Review: Creativity, Inc.




Written By: Ed Catmull
Available on Amazon

I'm less interested in the whimsical creative side of Pixar, and more into how Pixar has structured themselves to allow and keep that creativity.

That's an important aspect for anyone in a creative field. There's nothing particularly special about being creative, as we have been creative countless times in the past. The issue with creativity is how to keep the momentum after the initial excitement or time of excitement.

Creativity, Inc is more of a manager's view of Pixar. It will lack the details of specific ideas and concepts, and it will focus on the day-to-day challenges of bringing a project to completion.

The book goes into Pixar's very beginnings, when there was no company or foundation, but just a dream of technology.

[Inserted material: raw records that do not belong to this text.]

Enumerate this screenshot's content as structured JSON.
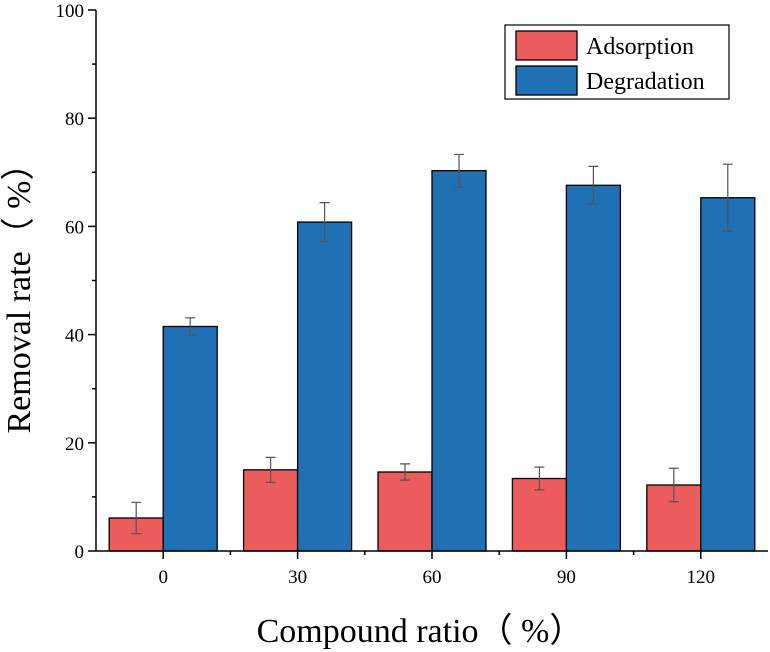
{
  "chart_data": {
    "type": "bar",
    "title": "",
    "xlabel": "Compound ratio（ %）",
    "ylabel": "Removal rate（ %）",
    "categories": [
      "0",
      "30",
      "60",
      "90",
      "120"
    ],
    "ylim": [
      0,
      100
    ],
    "yticks": [
      0,
      20,
      40,
      60,
      80,
      100
    ],
    "series": [
      {
        "name": "Adsorption",
        "color": "#ed5c5c",
        "values": [
          6.1,
          15.0,
          14.6,
          13.4,
          12.2
        ],
        "errors": [
          2.9,
          2.3,
          1.5,
          2.1,
          3.1
        ]
      },
      {
        "name": "Degradation",
        "color": "#1f70b5",
        "values": [
          41.5,
          60.8,
          70.3,
          67.6,
          65.3
        ],
        "errors": [
          1.6,
          3.6,
          3.0,
          3.5,
          6.2
        ]
      }
    ],
    "legend": "top-right"
  }
}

As the book continues on, the subject of creativity comes up in countless ways.
 Pixar found itself contrasting itself with Disney on the subject of desks, where they visited Disney and found all the desks to be clean and sterile, and they realized they wanted their own employees to have freedom of expression. Conference meetings no longer had assigned seating or a type of table that assumed hierarchical order.

One of the final chapters does its best to condense its themes and advice of the book, but it truly is difficult summarize how much work and effort has taken place for Pixar to stay Pixar. Whether its the clash of office responsibilities, fear of being absorbed and losing their workplace personality, to cancelling a nearly finished project, it goes to show there is nothing without some sacrifice.

The final chapter is dedicated to a review of Steve Job's involvement in Pixar that is a phenomenal piece to read. It is personal, introspective, emotional, and by the time you finish you feel you were in the building with the rest of the company.